Last year Tom McDonald wrote a piece about how Latin is making a comeback in our high schools:
The Church may have mothballed much of its Latin, but in the secular world — according to the American Classical League — it’s making a roaring comeback and is now, after Spanish and French, the third most studied language in America. The biggest problem it’s facing isn’t disinterest in a “dead” language or the mystifying ablative absolute, but finding enough Latin teachers for all the students who want to study it.

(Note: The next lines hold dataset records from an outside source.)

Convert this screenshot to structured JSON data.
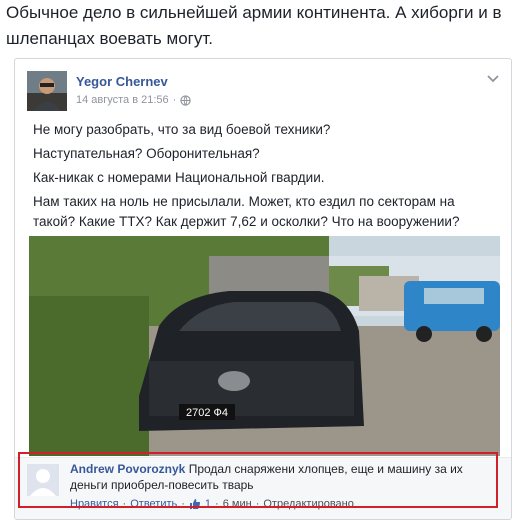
{
  "headline": "Обычное дело в сильнейшей армии континента. А хиборги и в шлепанцах воевать могут.",
  "post": {
    "author": "Yegor Chernev",
    "timestamp": "14 августа в 21:56",
    "separator": "·",
    "privacy_icon": "globe-icon",
    "menu_icon": "chevron-down-icon",
    "paragraphs": [
      "Не могу разобрать, что за вид боевой техники?",
      "Наступательная? Оборонительная?",
      "Как-никак с номерами Национальной гвардии.",
      "Нам таких на ноль не присылали. Может, кто ездил по секторам на такой? Какие ТТХ? Как держит 7,62 и осколки? Что на вооружении?"
    ],
    "photo": {
      "plate": "2702 Ф4",
      "description_colors": {
        "car": "#1f2226",
        "sky": "#c9d6de",
        "trees": "#4b6b2c",
        "ground": "#9c958a",
        "old_car": "#2e86c9"
      }
    }
  },
  "comment": {
    "author": "Andrew Povoroznyk",
    "text": "Продал снаряжени хлопцев, еще и машину за их деньги приобрел-повесить тварь",
    "like_label": "Нравится",
    "reply_label": "Ответить",
    "like_count": "1",
    "time": "6 мин",
    "edited": "Отредактировано",
    "separator": "·"
  },
  "colors": {
    "link": "#365899",
    "highlight": "#d0202a",
    "muted": "#90949c"
  }
}
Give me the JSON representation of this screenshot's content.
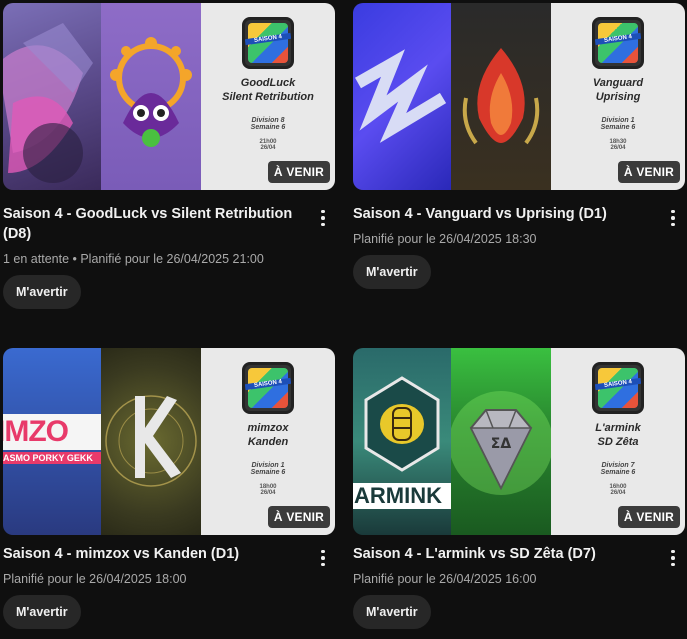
{
  "cards": [
    {
      "title": "Saison 4 - GoodLuck vs Silent Retribution (D8)",
      "meta": "1 en attente • Planifié pour le 26/04/2025 21:00",
      "remind": "M'avertir",
      "badge": "À VENIR",
      "thumb": {
        "logo_text": "SAISON 4",
        "team1": "GoodLuck",
        "team2": "Silent Retribution",
        "division": "Division 8",
        "week": "Semaine 6",
        "time": "21h00",
        "date": "26/04"
      }
    },
    {
      "title": "Saison 4 - Vanguard vs Uprising (D1)",
      "meta": "Planifié pour le 26/04/2025 18:30",
      "remind": "M'avertir",
      "badge": "À VENIR",
      "thumb": {
        "logo_text": "SAISON 4",
        "team1": "Vanguard",
        "team2": "Uprising",
        "division": "Division 1",
        "week": "Semaine 6",
        "time": "18h30",
        "date": "26/04"
      }
    },
    {
      "title": "Saison 4 - mimzox vs Kanden (D1)",
      "meta": "Planifié pour le 26/04/2025 18:00",
      "remind": "M'avertir",
      "badge": "À VENIR",
      "thumb": {
        "logo_text": "SAISON 4",
        "team1": "mimzox",
        "team2": "Kanden",
        "division": "Division 1",
        "week": "Semaine 6",
        "time": "18h00",
        "date": "26/04",
        "left_logo_text": "IMZO",
        "left_logo_sub": "ASMO PORKY GEKK"
      }
    },
    {
      "title": "Saison 4 - L'armink vs SD Zêta (D7)",
      "meta": "Planifié pour le 26/04/2025 16:00",
      "remind": "M'avertir",
      "badge": "À VENIR",
      "thumb": {
        "logo_text": "SAISON 4",
        "team1": "L'armink",
        "team2": "SD Zêta",
        "division": "Division 7",
        "week": "Semaine 6",
        "time": "16h00",
        "date": "26/04",
        "left_logo_text": "ARMINK",
        "right_logo_text": "ΣΔ"
      }
    }
  ],
  "colors": {
    "background": "#0f0f0f",
    "button": "#272727",
    "meta": "#aaaaaa"
  }
}
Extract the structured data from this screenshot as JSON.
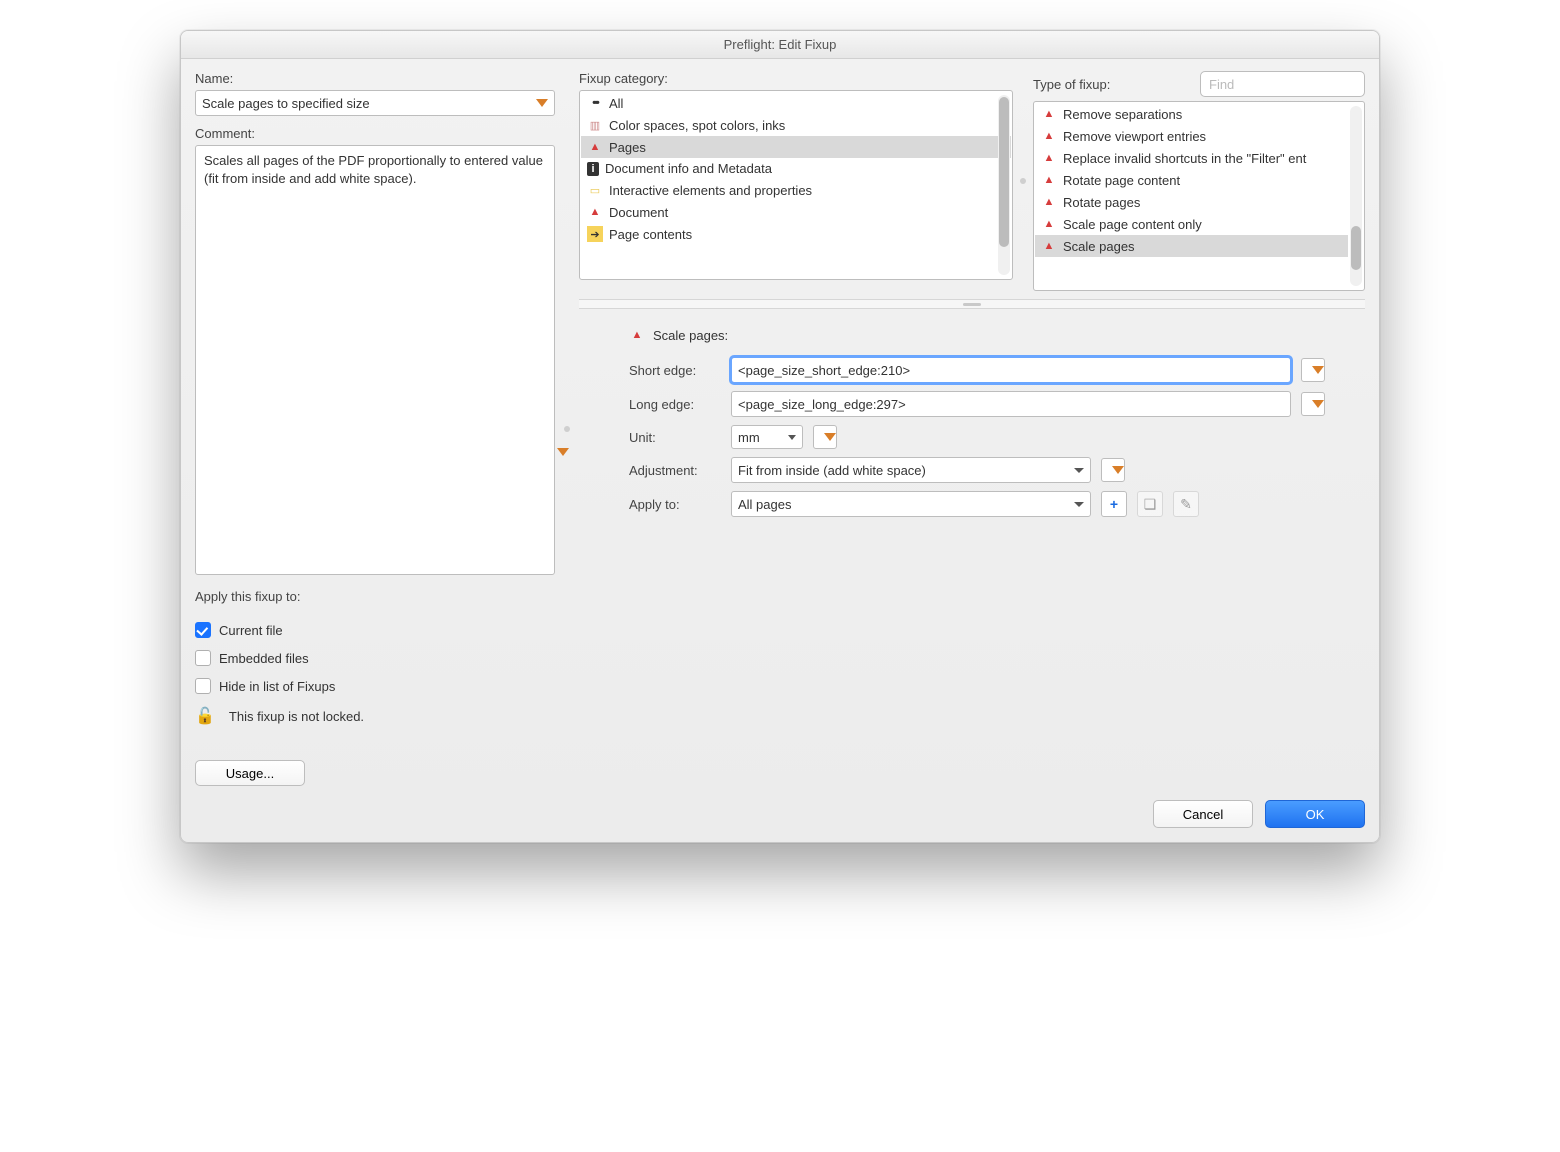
{
  "window": {
    "title": "Preflight: Edit Fixup"
  },
  "left": {
    "name_label": "Name:",
    "name_value": "Scale pages to specified size",
    "comment_label": "Comment:",
    "comment_value": "Scales all pages of the PDF proportionally to entered value (fit from inside and add white space).",
    "apply_label": "Apply this fixup to:",
    "check_current": "Current file",
    "check_embedded": "Embedded files",
    "check_hide": "Hide in list of Fixups",
    "lock_text": "This fixup is not locked.",
    "usage_btn": "Usage..."
  },
  "category": {
    "label": "Fixup category:",
    "items": [
      {
        "icon": "dots",
        "label": "All"
      },
      {
        "icon": "swatch",
        "label": "Color spaces, spot colors, inks"
      },
      {
        "icon": "pdf",
        "label": "Pages",
        "selected": true
      },
      {
        "icon": "info",
        "label": "Document info and Metadata"
      },
      {
        "icon": "note",
        "label": "Interactive elements and properties"
      },
      {
        "icon": "pdf",
        "label": "Document"
      },
      {
        "icon": "arrow",
        "label": "Page contents"
      }
    ]
  },
  "types": {
    "label": "Type of fixup:",
    "find_placeholder": "Find",
    "items": [
      {
        "label": "Remove separations"
      },
      {
        "label": "Remove viewport entries"
      },
      {
        "label": "Replace invalid shortcuts in the \"Filter\" ent"
      },
      {
        "label": "Rotate page content"
      },
      {
        "label": "Rotate pages"
      },
      {
        "label": "Scale page content only"
      },
      {
        "label": "Scale pages",
        "selected": true
      }
    ]
  },
  "form": {
    "title": "Scale pages:",
    "short_label": "Short edge:",
    "short_value": "<page_size_short_edge:210>",
    "long_label": "Long edge:",
    "long_value": "<page_size_long_edge:297>",
    "unit_label": "Unit:",
    "unit_value": "mm",
    "adjust_label": "Adjustment:",
    "adjust_value": "Fit from inside (add white space)",
    "apply_label": "Apply to:",
    "apply_value": "All pages"
  },
  "footer": {
    "cancel": "Cancel",
    "ok": "OK"
  }
}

It turns out, some of those students are living in the troubled city of Philadelphia, where the study of Latin is building something connected to character, spirit, expectations and — best of all — hope for the future, as William McGurn writes at WSJ:
It may not be surprising to learn that a charter school named Boys’ Latin still offers courses in this dead language. But it is surprising to learn that this is an all-black school in an iffy part of West Philadelphia, and Latin isn’t merely an option here. It’s a requirement. Turns out, too, that the young men of Boys’ Latin have become pretty good at distinguishing their ad hominem from their ad honorem. This month the school received the results on the introductory level National Latin Exam, a test taken last year by students around the world. Among the highlights: Two Boys’ Latin students had perfect scores; 60% of its seventh-graders were recognized for achievement, 20% for outstanding achievement; and the number of Boys’ Latin students who tested above the national average doubled from the year before.
What’s the point, you might ask? Aside from the known benefits to studying Latin — better vocabularies, enhanced abilities in logic and structured thinking — the school’s chief executive officer, David Hardy says that the student’s success with Latin is a narrative-changer that “…defies the low expectations society puts on young black men.”
McGurn’s whole piece is worth reading, but I like Hardy’s assertion that since Latin is required, and all the boys must study it, it becomes the shared experience that builds esprit de corps.
I hope Philly’s Archbishop Charles Chaput, on reading about the school’s success, sends them an encouraging message — perhaps in liturgical Latin! Building community goes hand in hand with building spirit.